The first step was to use the Raspberry Pi Imager application to create a new image on a new SSD. Nothing complex:

  • Raspberry Pi 64-bit Lite OS
  • Set the machine name to be node
  • Enable SSH
  • Set the user name to clusteruser and give the user a secure password

The password was then stored on the local machine in an environment variable CLUSTER_PASSWORD to allow the scripts to be stored in source control without giving away any secrets.

Time to test the connection with the following command:

ansible cluster -m ping -i hosts --extra-vars "ansible_user=clusteruser ansible_password=$CLUSTER_PASSWORD"

Breaking this down, we want to ping all of the machines defined in the cluster group.
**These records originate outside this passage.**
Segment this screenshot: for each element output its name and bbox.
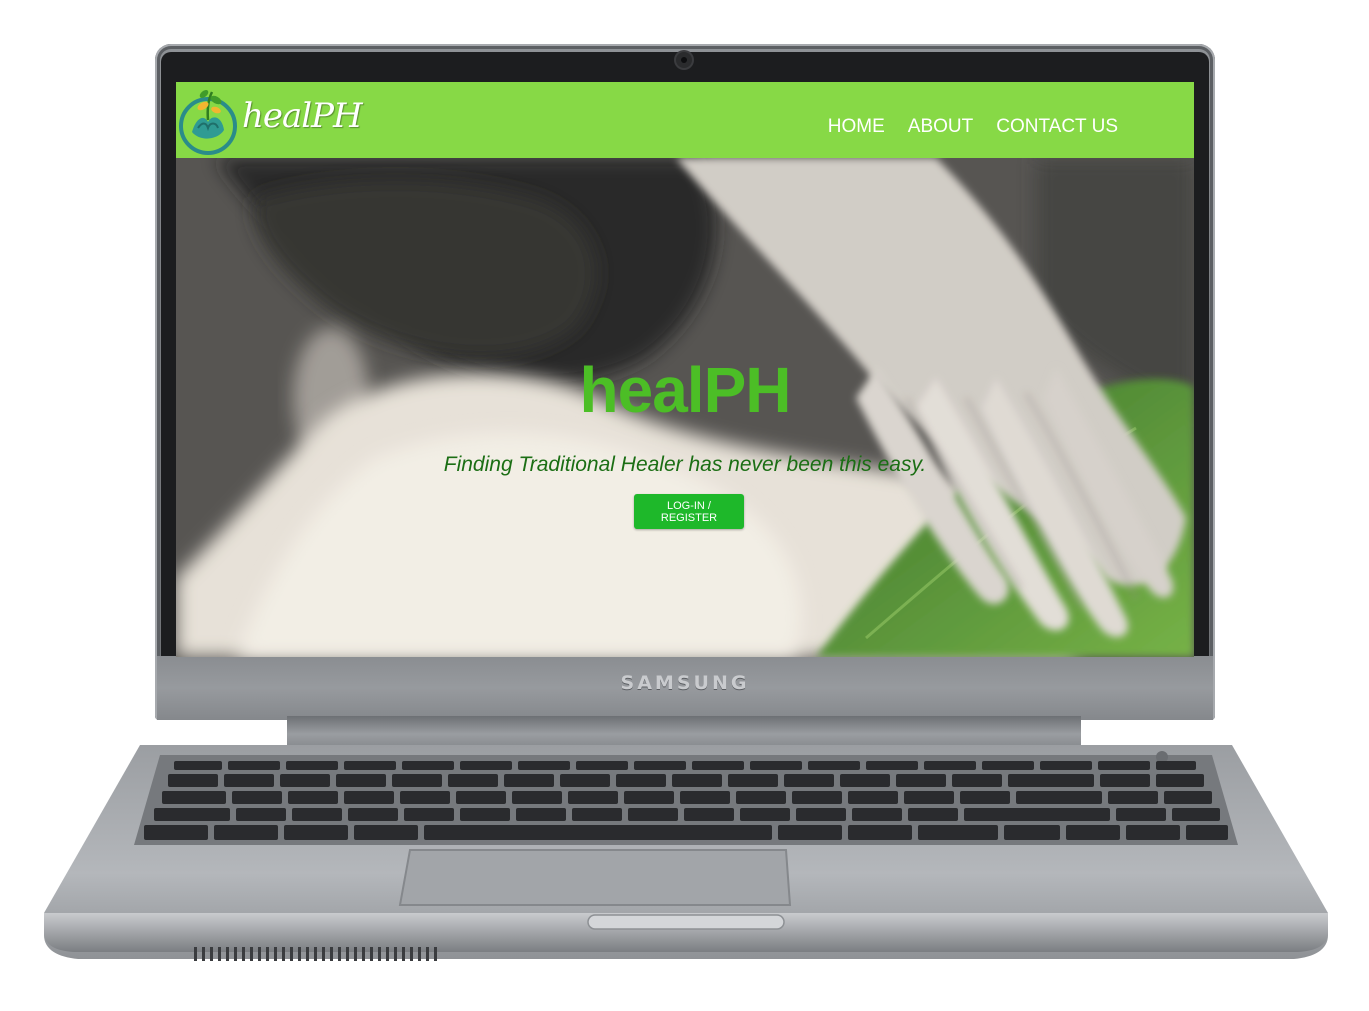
site-logo[interactable]: healPH bbox=[178, 84, 363, 155]
logo-text: healPH bbox=[242, 96, 363, 136]
hero-subtitle: Finding Traditional Healer has never bee… bbox=[443, 453, 927, 476]
nav-home[interactable]: HOME bbox=[828, 116, 885, 138]
nav-about[interactable]: ABOUT bbox=[908, 116, 973, 138]
website-screen: healPH HOME ABOUT CONTACT US healPH Find… bbox=[176, 82, 1194, 657]
laptop-mockup: SAMSUNG healPH HOME ABOUT CONTACT US hea… bbox=[0, 0, 1369, 1011]
navbar: healPH HOME ABOUT CONTACT US bbox=[176, 82, 1194, 158]
login-register-button[interactable]: LOG-IN / REGISTER bbox=[634, 494, 744, 529]
hands-leaf-icon bbox=[179, 90, 237, 155]
brand-logo: SAMSUNG bbox=[620, 672, 750, 694]
webcam-icon bbox=[676, 52, 692, 68]
hero-section: healPH Finding Traditional Healer has ne… bbox=[176, 158, 1194, 657]
hero-title: healPH bbox=[579, 354, 792, 426]
main-nav: HOME ABOUT CONTACT US bbox=[828, 116, 1118, 138]
laptop-base bbox=[44, 745, 1328, 965]
nav-contact-us[interactable]: CONTACT US bbox=[996, 116, 1118, 138]
keyboard-deck bbox=[44, 745, 1328, 961]
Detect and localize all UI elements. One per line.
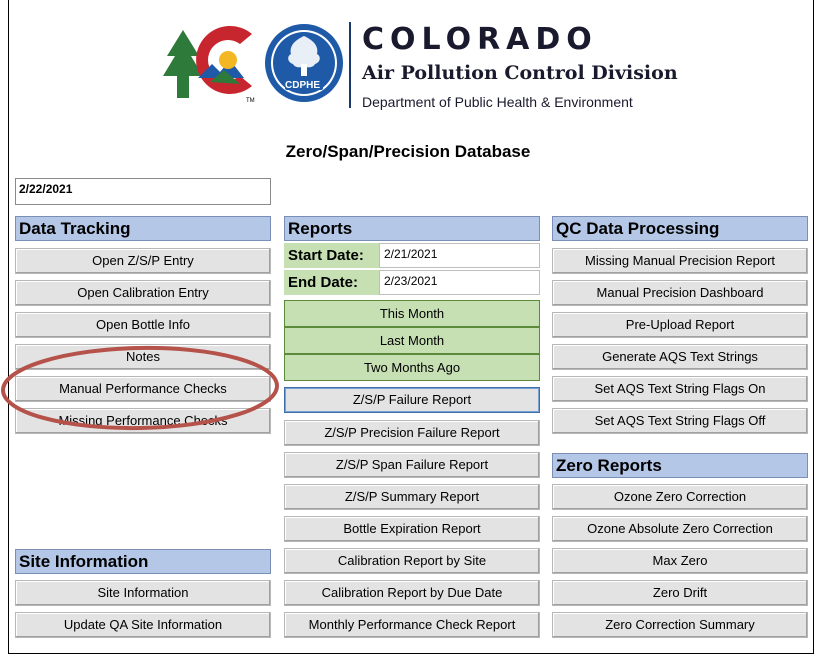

The group is defined in the file hosts and we are going to log on to the machines with the user name clusteruser and with the password contained in the CLUSTER_PASSWORD environment variable.

Now running the above command results in the following:

node | SUCCESS => {
    "ansible_facts": {
        "discovered_interpreter_python": "/usr/bin/python3"
    },
    "changed": false,
    "ping": "pong"
}

Conclusion

A good start to the project, now on to something more complex, time to install and configure some software.

And I can’t believe I’ve missed Ansible for so long.